No code is written to handle allocation failure because it knows that it's running on an OS with overcommit where handling allocation failure is impossible. Overcommit means that you encounter the problem not when you call `malloc()` but when you do `*pointer = value;`, which is impossible to handle.


Plenty of code runs on systems without that behavior. Graceful handling of malloc failure is still useful.


I know. I myself write code that checks the result of malloc. I was responding with josefx's words.


That is a very weak argument.

Also, why would you bother to handle it gracefully when the OS won't allow you to do it?

Also, outright impossible in some languages? Just don't use VLAs if then? "Problem" solved.


> Also, why would you bother to handle it gracefully when the OS won't allow you to do it?

There are many situations where you can get an allocation failure even with over provisioning enabled.

> Just don't use VLAs if then? "Problem" solved.

Yes, just don't use that language feature that is visually identical to a normal array. Then make sure that your standard library implementation doesn't have random malloc calls hidden in functions that cannot communicate an error and abort instead https://www.thingsquare.com/blog/articles/rand-may-call-mall.... Then ensure that your dependencies follow the same standards of handling allocation failures ... .

I concede that it might be possible, but you are working against an ecosystem that is actively trying to sabotage you.


VLAs are barely used and frowned upon by most.
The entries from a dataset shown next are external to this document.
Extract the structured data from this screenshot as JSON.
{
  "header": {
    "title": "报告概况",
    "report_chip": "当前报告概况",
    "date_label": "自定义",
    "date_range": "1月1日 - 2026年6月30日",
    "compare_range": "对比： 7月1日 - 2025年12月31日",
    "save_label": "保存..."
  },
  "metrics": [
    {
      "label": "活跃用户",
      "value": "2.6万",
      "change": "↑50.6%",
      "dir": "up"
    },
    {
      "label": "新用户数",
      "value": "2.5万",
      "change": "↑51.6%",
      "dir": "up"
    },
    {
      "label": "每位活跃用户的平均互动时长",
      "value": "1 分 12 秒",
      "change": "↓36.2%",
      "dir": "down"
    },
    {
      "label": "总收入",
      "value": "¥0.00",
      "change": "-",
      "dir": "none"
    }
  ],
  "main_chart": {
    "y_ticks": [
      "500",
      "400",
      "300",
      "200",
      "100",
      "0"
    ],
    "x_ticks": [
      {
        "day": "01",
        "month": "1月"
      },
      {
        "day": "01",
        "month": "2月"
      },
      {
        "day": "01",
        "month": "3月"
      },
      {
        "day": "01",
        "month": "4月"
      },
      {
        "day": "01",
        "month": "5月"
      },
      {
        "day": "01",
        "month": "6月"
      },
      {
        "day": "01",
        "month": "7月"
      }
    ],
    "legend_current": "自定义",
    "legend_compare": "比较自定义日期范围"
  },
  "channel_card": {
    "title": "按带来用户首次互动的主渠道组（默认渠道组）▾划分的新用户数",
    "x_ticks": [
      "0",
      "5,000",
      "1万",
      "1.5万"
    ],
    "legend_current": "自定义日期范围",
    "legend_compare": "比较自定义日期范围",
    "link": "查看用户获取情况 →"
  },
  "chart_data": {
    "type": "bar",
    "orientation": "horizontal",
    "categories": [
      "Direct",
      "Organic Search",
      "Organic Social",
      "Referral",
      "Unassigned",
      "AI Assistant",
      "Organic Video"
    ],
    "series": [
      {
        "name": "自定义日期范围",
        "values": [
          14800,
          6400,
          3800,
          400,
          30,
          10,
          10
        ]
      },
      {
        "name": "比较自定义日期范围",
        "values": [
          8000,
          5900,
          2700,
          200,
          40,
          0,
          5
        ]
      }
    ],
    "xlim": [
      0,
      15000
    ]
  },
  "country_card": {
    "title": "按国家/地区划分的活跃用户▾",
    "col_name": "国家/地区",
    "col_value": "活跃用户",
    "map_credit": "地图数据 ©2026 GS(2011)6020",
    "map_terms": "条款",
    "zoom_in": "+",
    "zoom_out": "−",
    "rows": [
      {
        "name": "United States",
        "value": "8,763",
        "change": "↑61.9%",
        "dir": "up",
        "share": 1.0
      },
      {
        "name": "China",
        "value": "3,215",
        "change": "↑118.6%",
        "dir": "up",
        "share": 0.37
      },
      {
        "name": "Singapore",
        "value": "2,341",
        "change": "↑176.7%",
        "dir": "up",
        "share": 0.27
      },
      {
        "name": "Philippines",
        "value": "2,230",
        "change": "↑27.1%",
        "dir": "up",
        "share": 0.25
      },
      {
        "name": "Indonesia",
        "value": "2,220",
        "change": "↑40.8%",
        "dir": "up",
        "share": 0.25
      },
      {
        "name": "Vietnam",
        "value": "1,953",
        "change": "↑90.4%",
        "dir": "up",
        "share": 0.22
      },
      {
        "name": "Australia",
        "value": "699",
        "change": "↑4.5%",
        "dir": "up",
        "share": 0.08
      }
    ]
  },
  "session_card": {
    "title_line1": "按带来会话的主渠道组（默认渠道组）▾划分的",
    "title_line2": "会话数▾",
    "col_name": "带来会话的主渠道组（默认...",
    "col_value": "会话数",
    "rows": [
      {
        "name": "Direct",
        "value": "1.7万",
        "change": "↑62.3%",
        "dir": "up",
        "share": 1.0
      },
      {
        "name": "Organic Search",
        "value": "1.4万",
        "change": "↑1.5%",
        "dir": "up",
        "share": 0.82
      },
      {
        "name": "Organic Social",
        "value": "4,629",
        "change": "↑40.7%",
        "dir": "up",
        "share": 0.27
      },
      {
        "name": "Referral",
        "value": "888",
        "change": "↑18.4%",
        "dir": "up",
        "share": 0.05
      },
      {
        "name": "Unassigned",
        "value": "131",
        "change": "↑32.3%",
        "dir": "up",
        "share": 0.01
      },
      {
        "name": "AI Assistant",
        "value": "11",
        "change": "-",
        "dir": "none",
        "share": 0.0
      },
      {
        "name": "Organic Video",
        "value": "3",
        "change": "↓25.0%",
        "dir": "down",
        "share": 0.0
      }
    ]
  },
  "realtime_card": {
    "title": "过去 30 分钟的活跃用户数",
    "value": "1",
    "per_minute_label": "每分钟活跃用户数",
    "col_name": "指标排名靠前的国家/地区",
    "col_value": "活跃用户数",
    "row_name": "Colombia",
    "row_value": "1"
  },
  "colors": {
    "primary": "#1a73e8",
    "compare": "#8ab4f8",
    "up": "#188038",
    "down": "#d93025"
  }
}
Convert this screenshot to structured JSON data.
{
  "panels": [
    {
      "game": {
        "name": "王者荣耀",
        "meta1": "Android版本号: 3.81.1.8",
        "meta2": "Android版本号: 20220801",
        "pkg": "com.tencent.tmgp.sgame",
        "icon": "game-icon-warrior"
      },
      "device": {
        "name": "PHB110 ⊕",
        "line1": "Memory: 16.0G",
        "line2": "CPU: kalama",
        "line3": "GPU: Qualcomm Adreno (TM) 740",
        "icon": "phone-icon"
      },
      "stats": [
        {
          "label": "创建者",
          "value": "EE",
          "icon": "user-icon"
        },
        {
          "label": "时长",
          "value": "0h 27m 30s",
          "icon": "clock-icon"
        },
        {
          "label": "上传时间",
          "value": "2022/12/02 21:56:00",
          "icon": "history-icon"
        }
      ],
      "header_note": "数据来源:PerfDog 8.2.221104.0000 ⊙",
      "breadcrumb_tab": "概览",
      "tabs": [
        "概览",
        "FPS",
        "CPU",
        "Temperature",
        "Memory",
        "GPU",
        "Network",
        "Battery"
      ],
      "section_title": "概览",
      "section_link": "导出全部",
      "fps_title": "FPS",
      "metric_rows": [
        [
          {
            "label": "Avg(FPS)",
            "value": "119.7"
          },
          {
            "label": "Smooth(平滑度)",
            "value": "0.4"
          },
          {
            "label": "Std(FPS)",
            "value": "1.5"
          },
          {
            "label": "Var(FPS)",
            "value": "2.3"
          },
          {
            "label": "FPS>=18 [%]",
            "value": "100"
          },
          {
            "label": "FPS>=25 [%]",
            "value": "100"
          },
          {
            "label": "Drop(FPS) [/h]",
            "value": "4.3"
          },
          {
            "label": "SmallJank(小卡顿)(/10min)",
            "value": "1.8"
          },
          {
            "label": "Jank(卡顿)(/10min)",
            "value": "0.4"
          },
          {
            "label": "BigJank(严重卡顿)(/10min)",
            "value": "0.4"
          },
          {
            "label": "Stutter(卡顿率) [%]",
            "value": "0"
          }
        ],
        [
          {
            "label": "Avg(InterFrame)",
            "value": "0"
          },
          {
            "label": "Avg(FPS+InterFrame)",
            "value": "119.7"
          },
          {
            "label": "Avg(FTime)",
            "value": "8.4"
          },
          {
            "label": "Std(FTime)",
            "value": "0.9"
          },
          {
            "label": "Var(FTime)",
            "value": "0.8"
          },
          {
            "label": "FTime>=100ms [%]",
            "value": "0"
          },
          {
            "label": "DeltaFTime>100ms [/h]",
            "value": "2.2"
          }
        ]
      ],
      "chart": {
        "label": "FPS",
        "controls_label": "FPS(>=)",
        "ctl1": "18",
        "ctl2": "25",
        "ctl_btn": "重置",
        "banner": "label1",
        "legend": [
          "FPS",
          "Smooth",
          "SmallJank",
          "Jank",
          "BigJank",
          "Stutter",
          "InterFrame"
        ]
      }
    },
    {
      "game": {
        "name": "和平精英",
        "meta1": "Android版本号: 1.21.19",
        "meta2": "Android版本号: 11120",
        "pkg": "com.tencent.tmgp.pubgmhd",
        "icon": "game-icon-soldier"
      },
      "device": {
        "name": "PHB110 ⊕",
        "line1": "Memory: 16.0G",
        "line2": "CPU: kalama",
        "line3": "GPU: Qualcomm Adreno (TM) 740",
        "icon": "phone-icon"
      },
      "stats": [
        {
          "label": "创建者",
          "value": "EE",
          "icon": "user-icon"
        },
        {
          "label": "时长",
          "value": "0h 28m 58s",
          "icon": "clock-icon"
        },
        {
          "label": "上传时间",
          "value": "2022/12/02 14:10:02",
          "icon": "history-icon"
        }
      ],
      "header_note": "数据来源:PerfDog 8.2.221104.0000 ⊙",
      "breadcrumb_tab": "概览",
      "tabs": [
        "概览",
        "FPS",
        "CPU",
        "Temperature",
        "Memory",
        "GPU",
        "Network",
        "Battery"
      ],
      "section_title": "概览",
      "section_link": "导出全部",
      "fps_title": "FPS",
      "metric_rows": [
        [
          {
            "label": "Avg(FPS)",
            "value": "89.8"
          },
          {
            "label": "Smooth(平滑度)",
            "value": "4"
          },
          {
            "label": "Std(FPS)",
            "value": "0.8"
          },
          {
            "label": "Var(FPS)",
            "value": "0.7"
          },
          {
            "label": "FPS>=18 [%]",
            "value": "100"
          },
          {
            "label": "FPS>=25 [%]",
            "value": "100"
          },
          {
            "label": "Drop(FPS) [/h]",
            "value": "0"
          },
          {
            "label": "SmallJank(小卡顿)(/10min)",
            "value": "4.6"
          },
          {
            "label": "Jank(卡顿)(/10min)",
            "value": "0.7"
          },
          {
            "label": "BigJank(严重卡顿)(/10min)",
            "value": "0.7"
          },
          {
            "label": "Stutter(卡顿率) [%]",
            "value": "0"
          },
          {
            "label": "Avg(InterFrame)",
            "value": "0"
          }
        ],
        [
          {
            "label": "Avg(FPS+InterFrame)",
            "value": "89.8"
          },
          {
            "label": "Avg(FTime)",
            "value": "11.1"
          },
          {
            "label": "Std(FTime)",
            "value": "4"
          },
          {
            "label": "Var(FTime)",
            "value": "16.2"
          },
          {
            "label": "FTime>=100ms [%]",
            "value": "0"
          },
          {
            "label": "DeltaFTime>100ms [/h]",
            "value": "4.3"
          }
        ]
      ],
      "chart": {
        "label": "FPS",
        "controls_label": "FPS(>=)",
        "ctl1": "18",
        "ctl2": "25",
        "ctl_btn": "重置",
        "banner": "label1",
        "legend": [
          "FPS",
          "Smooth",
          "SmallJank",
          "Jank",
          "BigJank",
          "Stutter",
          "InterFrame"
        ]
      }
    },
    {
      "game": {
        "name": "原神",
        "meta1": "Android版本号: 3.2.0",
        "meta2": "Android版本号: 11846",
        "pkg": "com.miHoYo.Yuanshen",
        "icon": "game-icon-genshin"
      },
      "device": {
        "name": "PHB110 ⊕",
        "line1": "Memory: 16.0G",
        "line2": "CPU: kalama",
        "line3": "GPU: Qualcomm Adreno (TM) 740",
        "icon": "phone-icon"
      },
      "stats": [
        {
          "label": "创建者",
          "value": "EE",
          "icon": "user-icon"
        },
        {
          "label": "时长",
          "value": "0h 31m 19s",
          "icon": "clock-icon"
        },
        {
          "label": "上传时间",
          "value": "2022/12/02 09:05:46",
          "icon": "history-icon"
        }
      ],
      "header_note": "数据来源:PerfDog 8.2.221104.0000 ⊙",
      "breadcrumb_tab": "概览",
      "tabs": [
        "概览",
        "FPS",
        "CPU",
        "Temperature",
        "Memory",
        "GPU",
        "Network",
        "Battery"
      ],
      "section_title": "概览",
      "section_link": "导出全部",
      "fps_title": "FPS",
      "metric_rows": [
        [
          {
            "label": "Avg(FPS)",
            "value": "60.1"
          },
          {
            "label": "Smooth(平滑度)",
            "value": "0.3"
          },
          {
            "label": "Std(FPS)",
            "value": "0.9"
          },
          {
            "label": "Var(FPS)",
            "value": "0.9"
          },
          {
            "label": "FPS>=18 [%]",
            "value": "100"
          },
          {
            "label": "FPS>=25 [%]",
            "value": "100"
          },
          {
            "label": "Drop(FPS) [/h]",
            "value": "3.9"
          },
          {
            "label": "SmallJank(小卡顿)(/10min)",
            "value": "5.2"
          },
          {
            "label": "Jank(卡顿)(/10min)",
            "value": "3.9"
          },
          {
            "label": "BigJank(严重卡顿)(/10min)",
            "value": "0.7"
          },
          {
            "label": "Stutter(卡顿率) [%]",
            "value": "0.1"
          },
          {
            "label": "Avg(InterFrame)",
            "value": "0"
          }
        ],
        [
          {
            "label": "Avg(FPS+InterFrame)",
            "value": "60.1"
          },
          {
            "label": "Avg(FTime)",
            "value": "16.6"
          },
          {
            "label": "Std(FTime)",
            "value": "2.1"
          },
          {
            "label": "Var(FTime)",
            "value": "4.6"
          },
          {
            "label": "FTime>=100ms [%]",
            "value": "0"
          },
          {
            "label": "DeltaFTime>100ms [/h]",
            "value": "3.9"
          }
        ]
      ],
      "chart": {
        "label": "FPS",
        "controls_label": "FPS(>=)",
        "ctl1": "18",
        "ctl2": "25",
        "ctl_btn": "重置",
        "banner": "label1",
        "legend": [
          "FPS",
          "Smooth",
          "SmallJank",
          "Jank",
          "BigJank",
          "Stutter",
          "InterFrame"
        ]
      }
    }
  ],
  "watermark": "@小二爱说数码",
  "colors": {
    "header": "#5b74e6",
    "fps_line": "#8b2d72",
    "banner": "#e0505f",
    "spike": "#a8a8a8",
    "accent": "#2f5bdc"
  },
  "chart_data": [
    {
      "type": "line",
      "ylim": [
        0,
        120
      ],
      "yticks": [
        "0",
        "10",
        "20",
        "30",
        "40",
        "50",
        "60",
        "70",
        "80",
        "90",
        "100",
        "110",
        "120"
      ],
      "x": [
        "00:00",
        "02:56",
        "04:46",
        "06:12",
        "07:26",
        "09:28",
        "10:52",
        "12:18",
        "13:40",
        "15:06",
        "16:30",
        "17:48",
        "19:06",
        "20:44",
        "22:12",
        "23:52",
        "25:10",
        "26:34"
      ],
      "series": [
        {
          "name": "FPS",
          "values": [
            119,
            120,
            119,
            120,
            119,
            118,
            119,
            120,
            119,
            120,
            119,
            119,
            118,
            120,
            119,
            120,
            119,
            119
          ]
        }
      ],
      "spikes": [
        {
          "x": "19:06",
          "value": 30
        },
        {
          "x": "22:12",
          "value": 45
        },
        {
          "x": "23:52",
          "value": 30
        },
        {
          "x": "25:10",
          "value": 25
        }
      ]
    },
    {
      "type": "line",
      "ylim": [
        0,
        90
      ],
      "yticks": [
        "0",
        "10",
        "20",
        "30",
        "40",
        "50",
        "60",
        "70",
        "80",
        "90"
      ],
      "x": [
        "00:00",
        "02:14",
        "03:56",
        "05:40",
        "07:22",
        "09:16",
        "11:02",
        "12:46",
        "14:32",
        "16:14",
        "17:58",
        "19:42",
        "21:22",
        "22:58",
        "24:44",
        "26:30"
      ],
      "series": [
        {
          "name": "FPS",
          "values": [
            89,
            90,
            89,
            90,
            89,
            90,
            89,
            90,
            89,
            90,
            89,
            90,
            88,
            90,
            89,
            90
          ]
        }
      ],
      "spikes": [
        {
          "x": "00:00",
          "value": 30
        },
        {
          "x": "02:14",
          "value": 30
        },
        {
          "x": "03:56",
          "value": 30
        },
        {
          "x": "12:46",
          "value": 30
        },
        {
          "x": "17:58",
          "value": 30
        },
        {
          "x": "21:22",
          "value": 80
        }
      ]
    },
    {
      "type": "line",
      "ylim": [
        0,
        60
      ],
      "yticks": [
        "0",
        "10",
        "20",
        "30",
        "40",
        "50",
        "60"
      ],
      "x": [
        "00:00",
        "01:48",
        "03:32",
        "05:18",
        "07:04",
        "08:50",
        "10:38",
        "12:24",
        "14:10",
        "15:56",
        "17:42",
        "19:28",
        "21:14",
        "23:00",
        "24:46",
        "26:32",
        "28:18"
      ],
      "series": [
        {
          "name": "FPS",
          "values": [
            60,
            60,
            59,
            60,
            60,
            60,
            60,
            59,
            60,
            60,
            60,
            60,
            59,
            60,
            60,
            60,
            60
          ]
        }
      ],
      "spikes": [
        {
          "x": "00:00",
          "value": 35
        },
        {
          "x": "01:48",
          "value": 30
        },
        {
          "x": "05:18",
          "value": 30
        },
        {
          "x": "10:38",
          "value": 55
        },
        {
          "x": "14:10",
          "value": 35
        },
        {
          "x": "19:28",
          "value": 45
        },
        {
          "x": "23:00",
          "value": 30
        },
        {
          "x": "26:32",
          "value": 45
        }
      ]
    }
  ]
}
It is not relevant enough to discuss.

Yes, mallocs in standard library is a problem. But this is rather the result of a mindset where over provision exist than anything else.


In retrospect, fork was big mistake. It complicates a bunch of other things and introduces suboptimal patterns.


A small reminder: In the age of Unix multiuser systems were very common. Fork was the optimal solution to be able to serve as much concurrent users or programs as possible while keeping the implementation simple.

Today's RAM is cheap.


So much of design constraints in our base abstractions are not relevant today but we're still cobbling together solutions built on legacy technical decisions.